Моя подруга Галя Буйволова стала что-то прихрамывать. Пройдя еще километра два-три, она неожиданно села у дороги и сказала:
— Больше не могу. Иди, Рая, а я посижу…
— Ты с ума сошла, Галка? Оставить тебя одну в поле? Вставай, я помогу — до станции осталось немного.
— Нет больше сил…
— Неправда, есть. Поднимайся. Дай подержу твой сверток. Ну, пошагали! — сказала я как можно решительнее, хотя у самой минуту назад было такое же желание — сесть и не вставать.
В полном изнеможении, голодные, доплелись мы глубокой ночью до станции. Выпив у колодца по кружке холодной воды, вошли в указанное нам здание. Но помещение оказалось уже переполненным, негде было даже ногой ступить. Кто-то посоветовал подняться на чердак. Там тоже отдыхало несколько девушек. Едва мы с Галей улеглись, как страшный взрыв потряс землю. За ним последовал второй, третий, четвертый. Здание дрожало, перила скрипели, все кругом осветилось заревом пожара. Немецкие самолеты бомбили станцию. Чердак во время бомбежки — ненадежное убежище. Но усталость была, кажется, сильнее страха смерти — никто не сдвинулся с места…
Наутро был подан состав, и мы разместились в пассажирских вагонах. Поезд тронулся, колеса убаюкивающе застучали, и все заснули мертвым сном. В пути наш эшелон бомбили, но я ничего не слышала.

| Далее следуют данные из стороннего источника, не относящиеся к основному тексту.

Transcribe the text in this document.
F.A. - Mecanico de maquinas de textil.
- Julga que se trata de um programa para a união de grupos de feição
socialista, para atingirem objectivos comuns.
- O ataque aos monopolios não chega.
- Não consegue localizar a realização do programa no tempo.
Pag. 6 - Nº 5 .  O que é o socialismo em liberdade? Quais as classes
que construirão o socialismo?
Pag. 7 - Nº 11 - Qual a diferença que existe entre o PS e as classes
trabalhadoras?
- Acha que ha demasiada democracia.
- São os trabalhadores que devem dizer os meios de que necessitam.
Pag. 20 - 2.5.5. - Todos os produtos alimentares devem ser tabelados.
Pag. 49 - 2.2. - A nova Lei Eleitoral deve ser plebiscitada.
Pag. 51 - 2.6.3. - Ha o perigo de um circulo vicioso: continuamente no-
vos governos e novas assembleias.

Оборванные, грязные, загорелые приехали мы в Москву уже в начале сентября. Москвичи приняли нас за беженцев, сокрушенно качали головами, когда мы длинной вереницей шли с вокзала, неслышно ступая босыми ногами по асфальту мостовой.
Начались занятия в институте, приступила я к работе и в лаборатории. Но теперь учеба не казалась самой главной целью жизни. Главное свершается сейчас там, на фронте. И я ломала голову, как бы попасть туда.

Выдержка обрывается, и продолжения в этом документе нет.